1 - Faire l’histoire de l’internet comme d’un média parmi d’autres (quelles sources ? quels concepts pour une histoire largement auto-référencée ?)
« Sortir d’une perspective techno-centrée, portée notamment par le discours des entreprises qui promeuvent les technologies, qui tend à parler trop vite de changement radical, pour interroger l’épaisseur sociale, le contexte composite de production et d’usages des technologies ».
Quelle gouvenance ? Le CR parle de « Pluralité normative » (Lessig) résultat d’un arbitrage entre l’architecture technique, la loi, les pratiques, les exigences commerciales.
Au temps du télégraphe, les polémistes vilipendaient déjà la dégradation du langage, la perte de l’intimité …

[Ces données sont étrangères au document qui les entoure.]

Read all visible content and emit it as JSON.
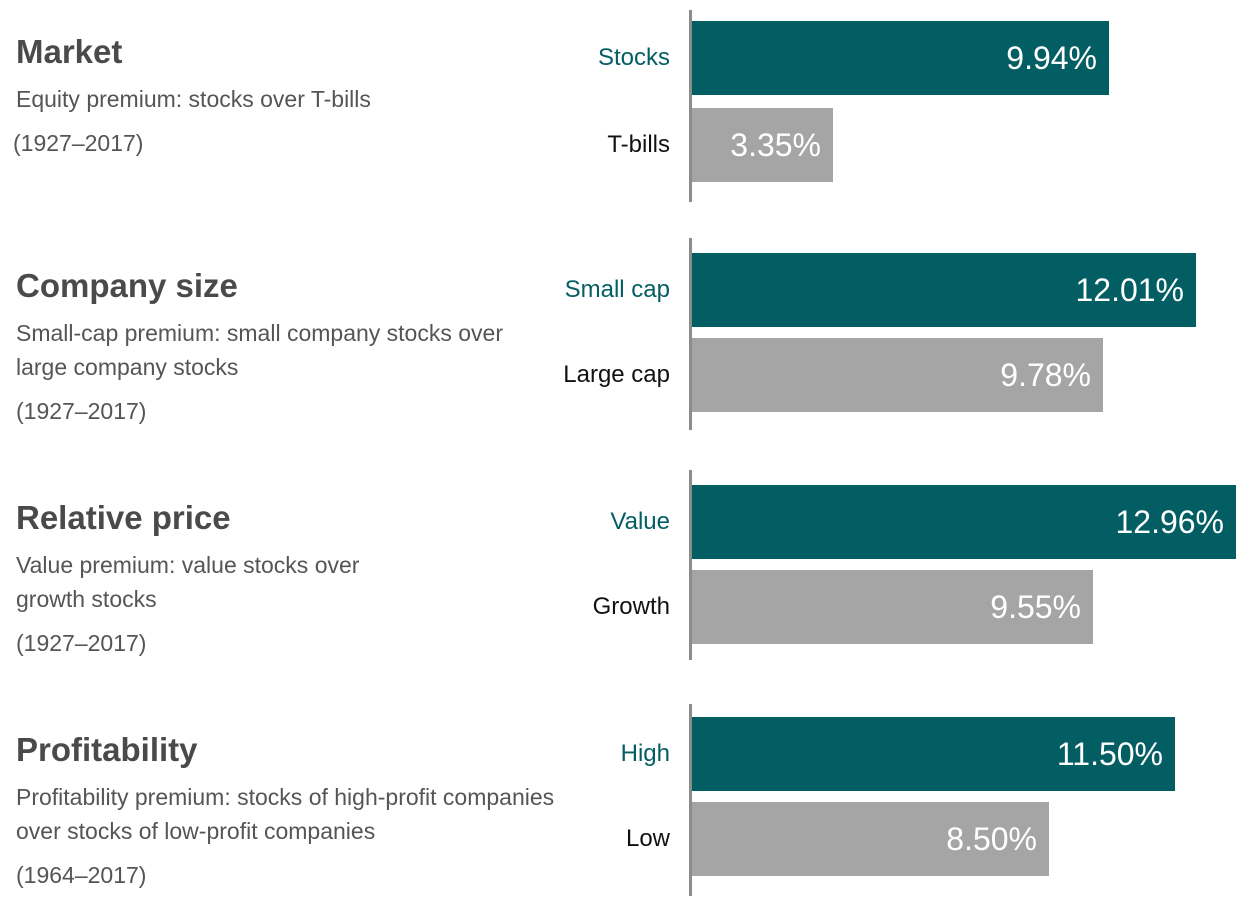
{
  "colors": {
    "primary": "#035e63",
    "secondary": "#a5a5a5",
    "axis": "#8c8c8c"
  },
  "chart_data": [
    {
      "type": "bar",
      "title": "Market",
      "subtitle": "Equity premium: stocks over T-bills",
      "period": "(1927–2017)",
      "categories": [
        "Stocks",
        "T-bills"
      ],
      "values": [
        9.94,
        3.35
      ],
      "value_labels": [
        "9.94%",
        "3.35%"
      ]
    },
    {
      "type": "bar",
      "title": "Company size",
      "subtitle": "Small-cap premium: small company stocks over large company stocks",
      "period": "(1927–2017)",
      "categories": [
        "Small cap",
        "Large cap"
      ],
      "values": [
        12.01,
        9.78
      ],
      "value_labels": [
        "12.01%",
        "9.78%"
      ]
    },
    {
      "type": "bar",
      "title": "Relative price",
      "subtitle": "Value premium: value stocks over growth stocks",
      "period": "(1927–2017)",
      "categories": [
        "Value",
        "Growth"
      ],
      "values": [
        12.96,
        9.55
      ],
      "value_labels": [
        "12.96%",
        "9.55%"
      ]
    },
    {
      "type": "bar",
      "title": "Profitability",
      "subtitle": "Profitability premium: stocks of high-profit companies over stocks of low-profit companies",
      "period": "(1964–2017)",
      "categories": [
        "High",
        "Low"
      ],
      "values": [
        11.5,
        8.5
      ],
      "value_labels": [
        "11.50%",
        "8.50%"
      ]
    }
  ]
}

2 - Relier l’histoire de l'Internet à celle des autres médias.
Un moyen d’échapper au couple extase - effroi
Enjeux de la conservation du web, types de source, indexation et métadonnées …
Louise Merzeau - http://prezi.com/s4ftpmd52cj8/ateliers-dlweb/

3 - Faire l’histoire des médias autrement à cause d’internet.
« Comme le montre par exemple Janet Abbate, l’internet contribue à bousculer des catégories acquises, à relier technologie et contenu, ou bien production et usages, mais aussi la catégorie du « national », ce qui contribue à revenir sur l’histoire des médias telle qu’elle s’est écrite jusqu’à ce jour ».

4 - Relier l’histoire de l’Internet à l’histoire contemporaine.
cf les lectures actuelles de la notion de démocratie (généralité et particularité, redistribution ou reconnaissance).

Philippe Rygiel : quelle formation informatique des historiens ? quelle collaboration entre historiens et informaticiens ? Faut-il développer un groupe d’intermédiaires ?


Un changement à obtenir des marchands :
L'abonnement à 2 numéros de la revue coûte 45 euros.
La vente à la découpe des articles coûte près de 100 euros (19*5).
Curieuse exploitation commerciale des gains de productivité permis par l'Internet.